How to play Badugi: four cards, four suits, lowest hand wins.

Badugi — also known as Padooki, Korean for "spotted dog" — is a lowball draw variant you'll find in mixed games, high-limit cash games, and private home games. Traditional hand rankings are thrown out entirely: the goal is the lowest four-card hand with all four suits represented. Aces are low, kings are high, and everything you know about made hands gets turned upside down.

Forget everything you know

Rankings by live cards.

Traditional poker rankings are thrown out entirely. A card only "counts" if its suit and rank are both unique in your hand — duplicates go dead. Any four-card Badugi beats any three-card hand, any three-card hand beats any two-card hand, and so on. Tap through the categories.

4-card Badugi

Four different suits, four different ranks. This example — A-2-3-4 rainbow — is "the wheel," the best possible hand. Roughly 2,800-to-1 against being dealt it on the first four cards.

3-card hand

Only three cards count — here the 3♣ duplicates the 3♦'s rank, so it's dead. A three-card A-2-3 is a strong drawing hand, and three-card hands win pots surprisingly often.

2-card hand

Suit and rank duplicates knock this down to two live cards (A♠ and 5♥). You'd need to catch perfect on multiple draws — usually a fold.

1-card hand

All one suit — only the lowest card plays. The worst category in the game. Unplayable.

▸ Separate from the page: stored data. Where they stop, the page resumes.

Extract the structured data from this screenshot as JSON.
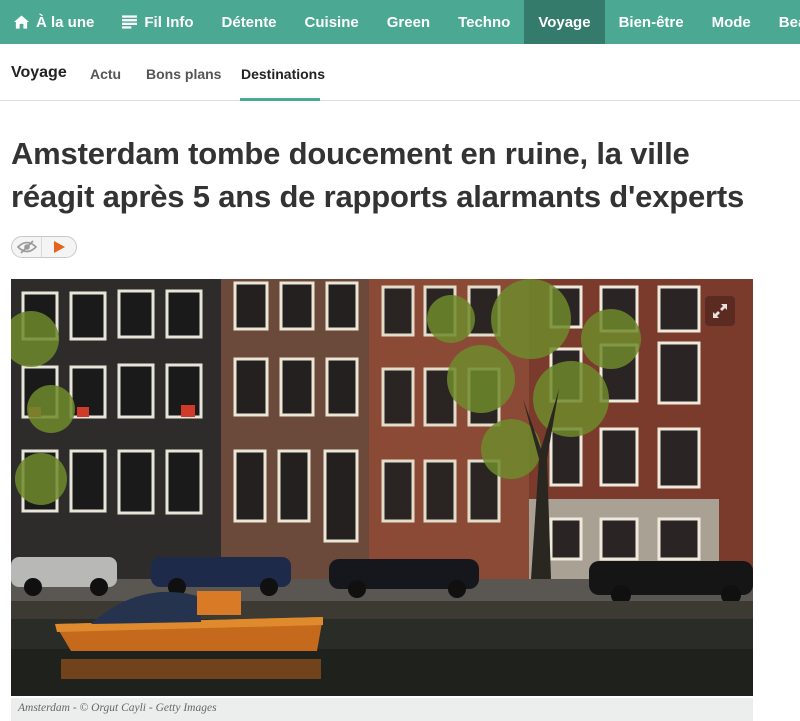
{
  "nav": {
    "items": [
      {
        "label": "À la une",
        "icon": "home-icon"
      },
      {
        "label": "Fil Info",
        "icon": "list-icon"
      },
      {
        "label": "Détente"
      },
      {
        "label": "Cuisine"
      },
      {
        "label": "Green"
      },
      {
        "label": "Techno"
      },
      {
        "label": "Voyage",
        "active": true
      },
      {
        "label": "Bien-être"
      },
      {
        "label": "Mode"
      },
      {
        "label": "Beauté"
      }
    ],
    "color": "#4aa893",
    "active_color": "#357b6b"
  },
  "subnav": {
    "section_title": "Voyage",
    "items": [
      {
        "label": "Actu"
      },
      {
        "label": "Bons plans"
      },
      {
        "label": "Destinations",
        "active": true
      }
    ]
  },
  "article": {
    "headline": "Amsterdam tombe doucement en ruine, la ville réagit après 5 ans de rapports alarmants d'experts",
    "player_icons": [
      "eye-slash-icon",
      "play-icon"
    ],
    "image_caption": "Amsterdam - © Orgut Cayli - Getty Images",
    "expand_icon": "expand-icon"
  }
}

Comparing within a category

Read each hand as a number.

When two players hold the same category, the lower hand wins. The easiest way to compare: read the cards highest-to-lowest as a single number.

A-2-3-K rainbow reads as K32A
8-9-T-Q rainbow reads as QT98

Think of each hand as a number read highest-to-lowest — the lower number wins. QT98 beats K32A because Q is lower than K. When the highest cards match, compare the next card down, and so on.

The structure

How a hand plays out.

Badugi is a draw game, closest in structure to 2-7 Triple Draw: blinds and a button like Hold'em, then alternating rounds of betting and drawing. The three draws — where you can also "stand pat" — are highlighted. It plays best six to eight handed.

1

Post blinds

Small blind and big blind post forced bets, exactly as in Hold'em. Dealer button rotates clockwise.

2

Deal four cards

Each player receives four cards face down.

3

First betting round

Starting left of the big blind, players call, raise, or fold.

4

First draw

Discard up to four cards and receive replacements — or "stand pat" and keep all four.

5

Second betting round & draw

Another round of betting, then a second draw.

6

Third betting round & final draw

A third betting round followed by the final draw.

7

Final betting & showdown

One last betting round. Remaining players reveal — the lowest Badugi wins the pot.

What to play

Starting hand guidelines.

The central challenge: completing a Badugi is genuinely hard. Even three perfect low cards of different suits complete a Badugi only about 51% of the time across all three draws — which means three-card hands win a large share of pots, and your starting standards matter enormously.

~51%

chance a perfect three-card hand completes any Badugi after all three draws

Play 3-card hands (three different suits, all 8 or lower) drawing one card.

Draw two cards only if your remaining cards are two unique low cards (A, 2, 3, or 4) of different suits.

Never play a hand that requires discarding three or four cards.

Fold rough Badugis like 7-J-Q-K rainbow in multiway pots where opponents will likely outdraw you.

Standing pat (drawing zero) is a powerful play — even with a mediocre Badugi, pat hands pressure drawing opponents.

The information game

The draw count is the tell.

The number of cards an opponent draws is your single most important piece of information — far more reliable than any physical read. Standing pat means a made Badugi; every extra card drawn means a weaker hand.

They draw It means You do
Pat (0) A made Badugi Respect it — especially when they stand pat early.
1 card Three good cards, hunting the fourth They complete only ~51% of the time over three draws — bet into them.
2 cards Two low cards, speculative Weak range. Pressure them relentlessly.
3–4 cards Nearly nothing A hand that should rarely have been played. Value-bet freely.
The core dynamic Bet into players who are still drawing; respect players who stand pat early. And remember the reverse: your own draw count broadcasts the same information, which is exactly why standing pat with a mediocre Badugi — or even snowing with a three-card hand — puts brutal pressure on drawing opponents.
Before your first draw

Lowest hand. Hardest to make.

01

Four suits, four ranks, low wins.

A card only counts if its suit and rank are unique. Any 4-card Badugi beats any 3-card hand — and A-2-3-4 rainbow is the nuts.

02

Start with three good cards.

Play 3-card hands of three suits, 8 or lower, drawing one. Never play anything that needs three or four new cards — and remember even perfect draws only complete ~51% of the time.

03

Count their draws.

Pat means made, one means drawing, two means speculative. Bet into drawers, respect early pat hands — and use your own draw count as a weapon.